Director: Gilbert Adler
Writers: A L Katz and Gilbert Adler
Cast: Christopher Reeve, Bess Armstrong, Art LaFleur, Meat Loaf, Judd Nelson, John Kassir, Jeannette Lewis, and Helen Nasillski
Composer: Nicholas Pike
Air Date: 7/22/1992
Fred (Christopher Reeve) and Erma (Bess Armstrong)—owners of a failing squid restaurant—are about to be evicted by unforgiving landlord Mr. Chumley (Meat Loaf) when Gaston (Judd Nelson), an inconspicuous drifter, shares a unique steak recipe with his employers. Though Gaston’s mystery meat attracts a flood of new customers, Fred begins to worry when Phil (Art LaFleur)—a police detective and frequent steakhouse patron—investigates the “disappearance” of Mr. Chumley.
Operating on the clichéd premise that a restaurant would become wildly popular after adding human flesh to the menu, “What’s Cookin’” emphasizes gross-out humor at the expense of logical storytelling. Tales from the Crypt fans will thus enjoy the campy, disgusting atmosphere of this episode.

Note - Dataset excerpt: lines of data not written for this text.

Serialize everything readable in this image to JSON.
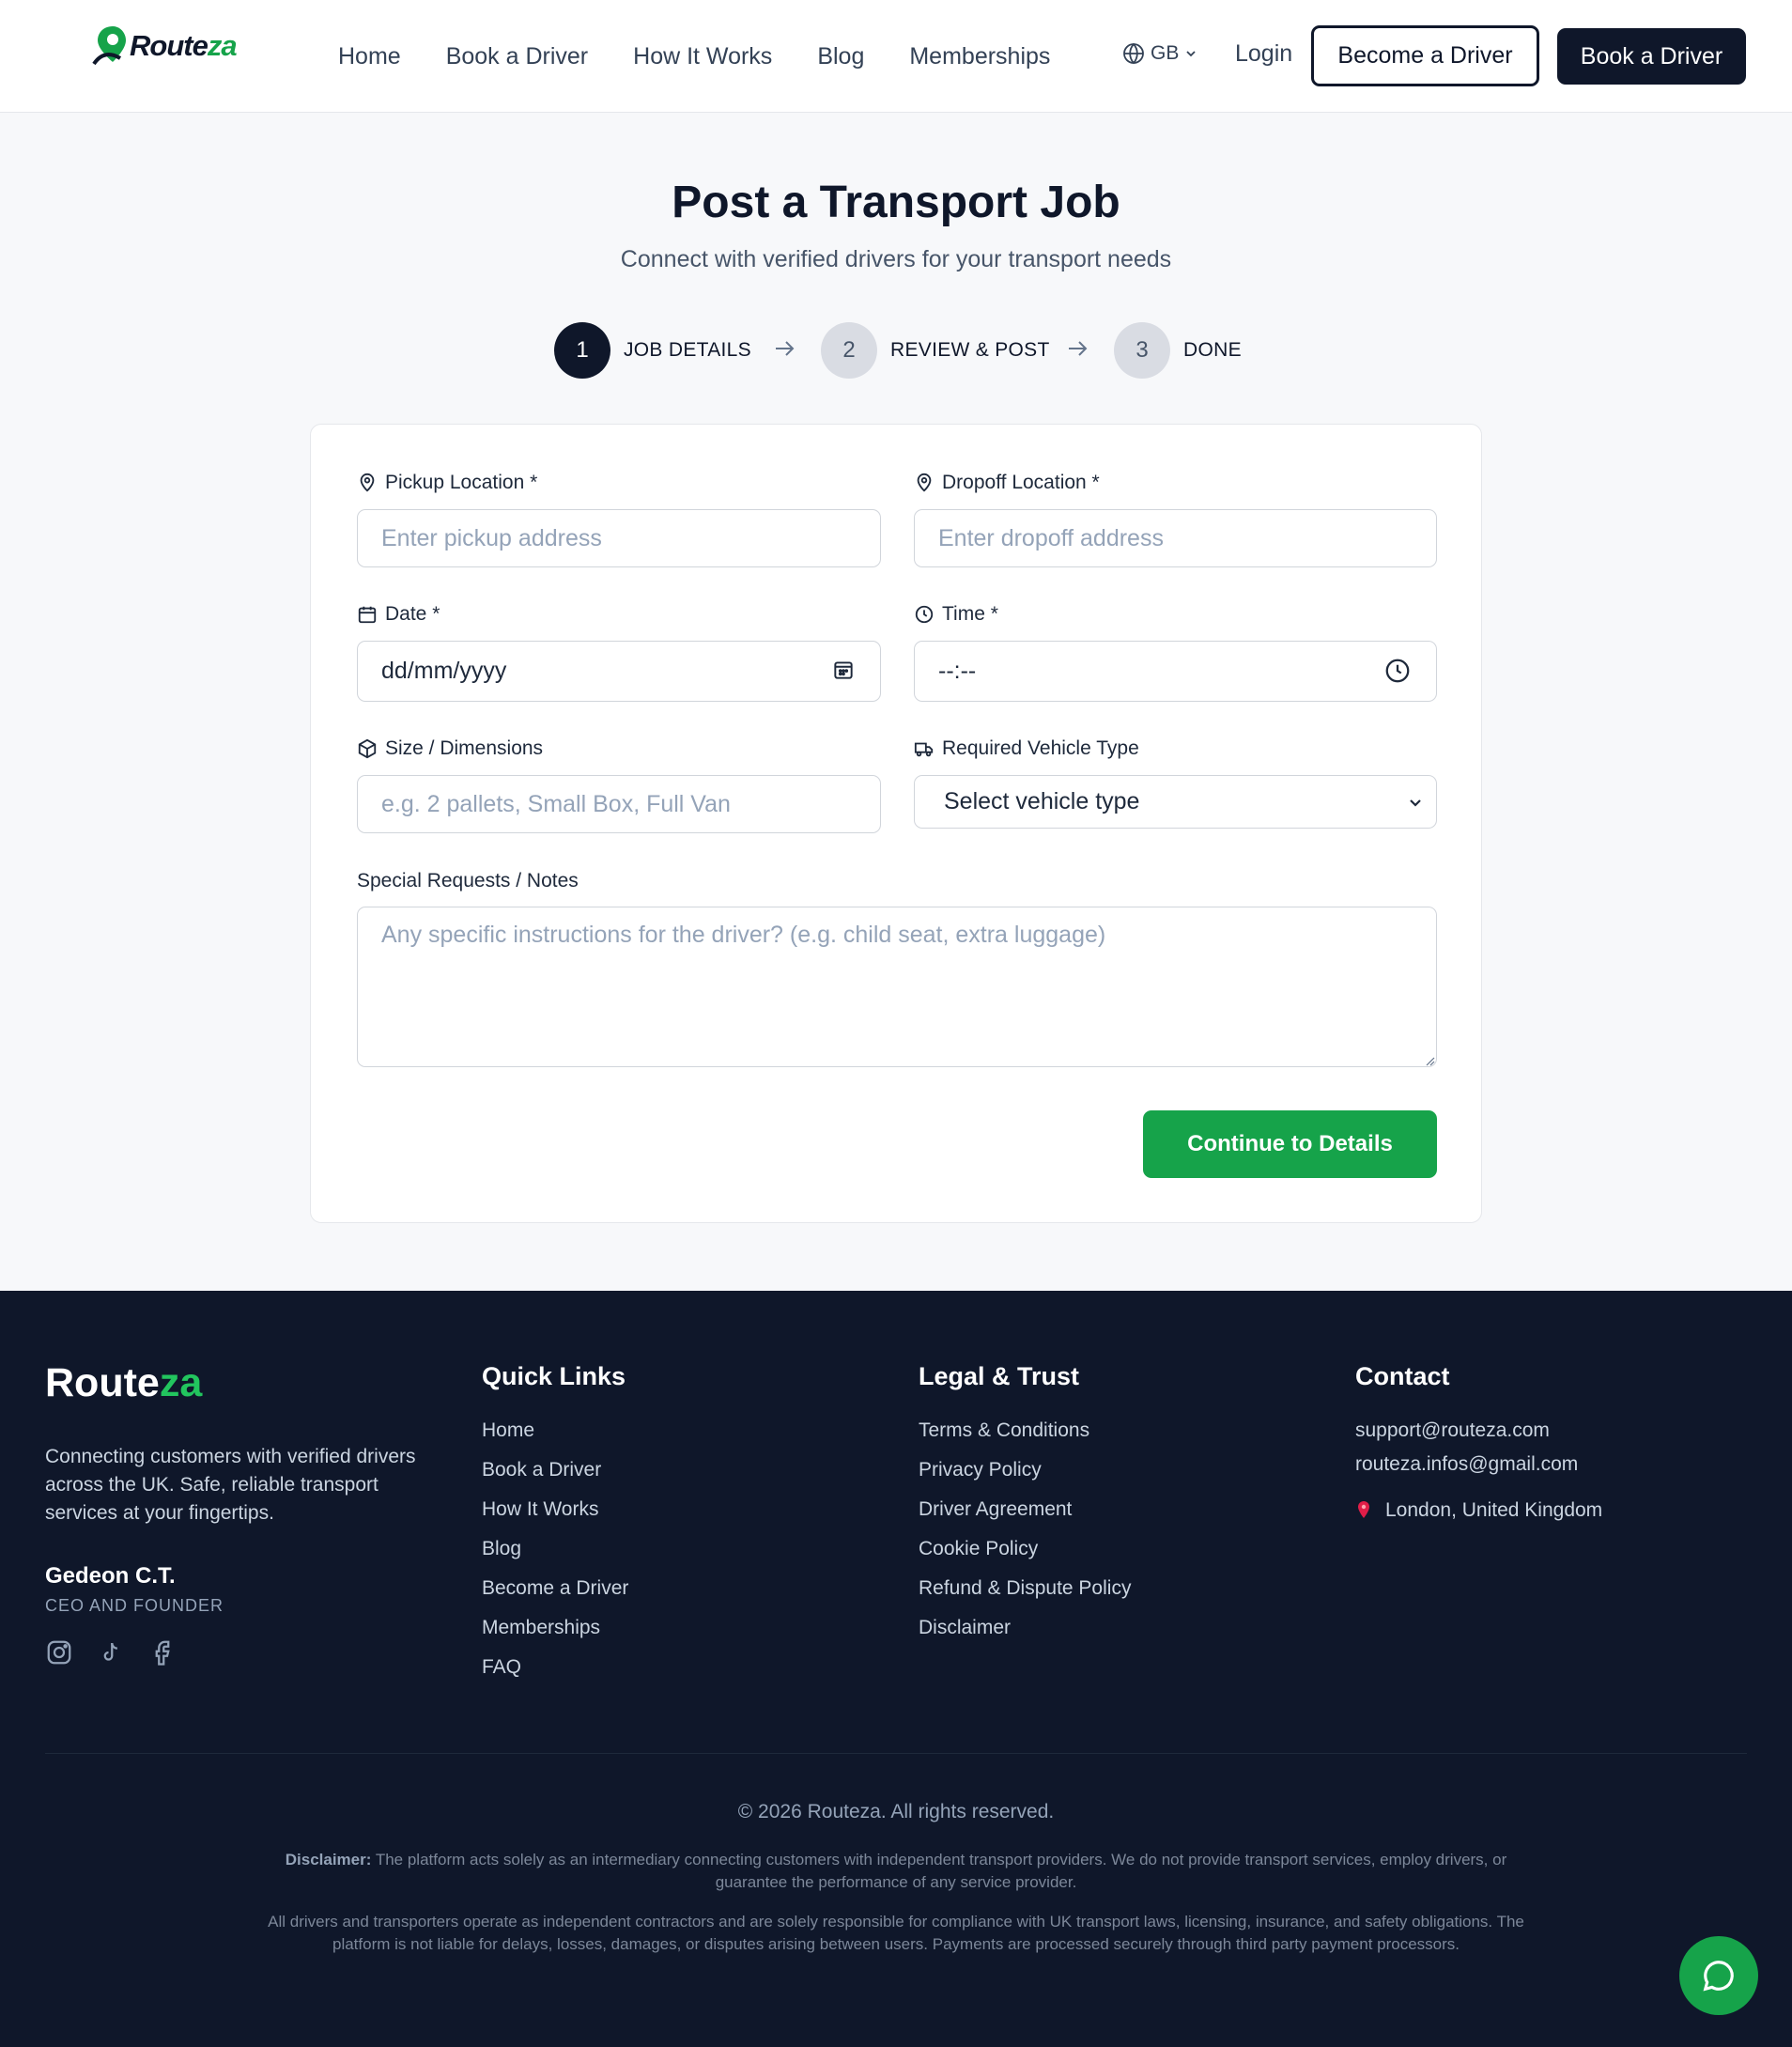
{
  "brand": {
    "logo_part1": "Route",
    "logo_part2": "za",
    "accent": "#16a34a"
  },
  "nav": {
    "items": [
      "Home",
      "Book a Driver",
      "How It Works",
      "Blog",
      "Memberships"
    ],
    "lang": "GB",
    "login": "Login",
    "become_driver": "Become a Driver",
    "book_driver": "Book a Driver"
  },
  "page": {
    "title": "Post a Transport Job",
    "subtitle": "Connect with verified drivers for your transport needs"
  },
  "steps": [
    {
      "num": "1",
      "label": "JOB DETAILS"
    },
    {
      "num": "2",
      "label": "REVIEW & POST"
    },
    {
      "num": "3",
      "label": "DONE"
    }
  ],
  "form": {
    "pickup_label": "Pickup Location *",
    "pickup_placeholder": "Enter pickup address",
    "dropoff_label": "Dropoff Location *",
    "dropoff_placeholder": "Enter dropoff address",
    "date_label": "Date *",
    "date_value": "dd/mm/yyyy",
    "time_label": "Time *",
    "time_value": "--:--",
    "size_label": "Size / Dimensions",
    "size_placeholder": "e.g. 2 pallets, Small Box, Full Van",
    "vehicle_label": "Required Vehicle Type",
    "vehicle_value": "Select vehicle type",
    "notes_label": "Special Requests / Notes",
    "notes_placeholder": "Any specific instructions for the driver? (e.g. child seat, extra luggage)",
    "submit": "Continue to Details"
  },
  "footer": {
    "logo_part1": "Route",
    "logo_part2": "za",
    "description": "Connecting customers with verified drivers across the UK. Safe, reliable transport services at your fingertips.",
    "founder_name": "Gedeon C.T.",
    "founder_role": "CEO AND FOUNDER",
    "quick_links_title": "Quick Links",
    "quick_links": [
      "Home",
      "Book a Driver",
      "How It Works",
      "Blog",
      "Become a Driver",
      "Memberships",
      "FAQ"
    ],
    "legal_title": "Legal & Trust",
    "legal_links": [
      "Terms & Conditions",
      "Privacy Policy",
      "Driver Agreement",
      "Cookie Policy",
      "Refund & Dispute Policy",
      "Disclaimer"
    ],
    "contact_title": "Contact",
    "email1": "support@routeza.com",
    "email2": "routeza.infos@gmail.com",
    "location": "London, United Kingdom",
    "copyright": "© 2026 Routeza. All rights reserved.",
    "disclaimer_label": "Disclaimer:",
    "disclaimer_text": " The platform acts solely as an intermediary connecting customers with independent transport providers. We do not provide transport services, employ drivers, or guarantee the performance of any service provider.",
    "disclaimer2": "All drivers and transporters operate as independent contractors and are solely responsible for compliance with UK transport laws, licensing, insurance, and safety obligations. The platform is not liable for delays, losses, damages, or disputes arising between users. Payments are processed securely through third party payment processors."
  }
}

Horrified by Gaston’s cannibalistic cuisine, Fred at first displays an understandable reluctance to serve “meat loaf” for dinner. Despite his initial “reservations,” however, Fred eventually develops an appreciation for culinary arts of the macabre variety—a character transition made realistic, and amusing, by Christopher Reeve’s exceptional acting.

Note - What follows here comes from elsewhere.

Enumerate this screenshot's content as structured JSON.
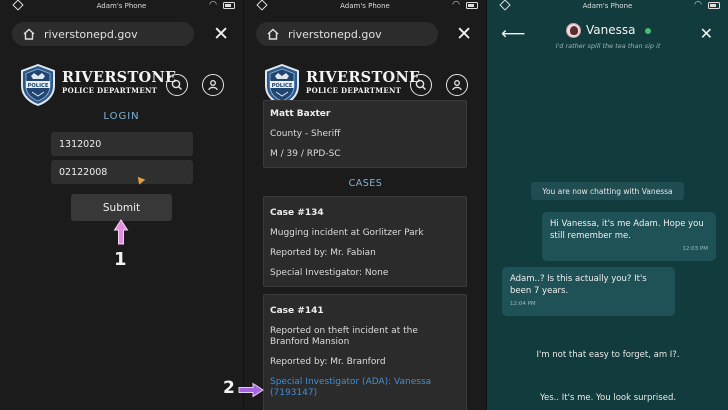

An unassuming, soft-spoken individual, Gaston never conveys the charm, cunning, and menace that one would expect an elusive serial killer to embody. As a result, audiences may have a difficult time accepting that Gaston could convince an otherwise kindly restaurant owner and his wife to commit heinous crimes for the sake of profit.
Also problematic is the concept of a veteran detective turning a blind eye to murder, especially when motivated solely by the prospect of early retirement and an endless supply of Fred and Erma’s “special” steaks. Note that Phil claims to spend a great deal of time searching for Chumley’s killer, thereby proving himself to be a dedicated lawman with a compelling sense of justice—hardly the qualities of a man who would willingly partner with an establishment founded on homicide and cannibalism.
“What’s Cookin’” puts a clever twist on an overused horror trope. Series enthusiasts are therefore advised to view this delightfully nasty, if predictable, offering.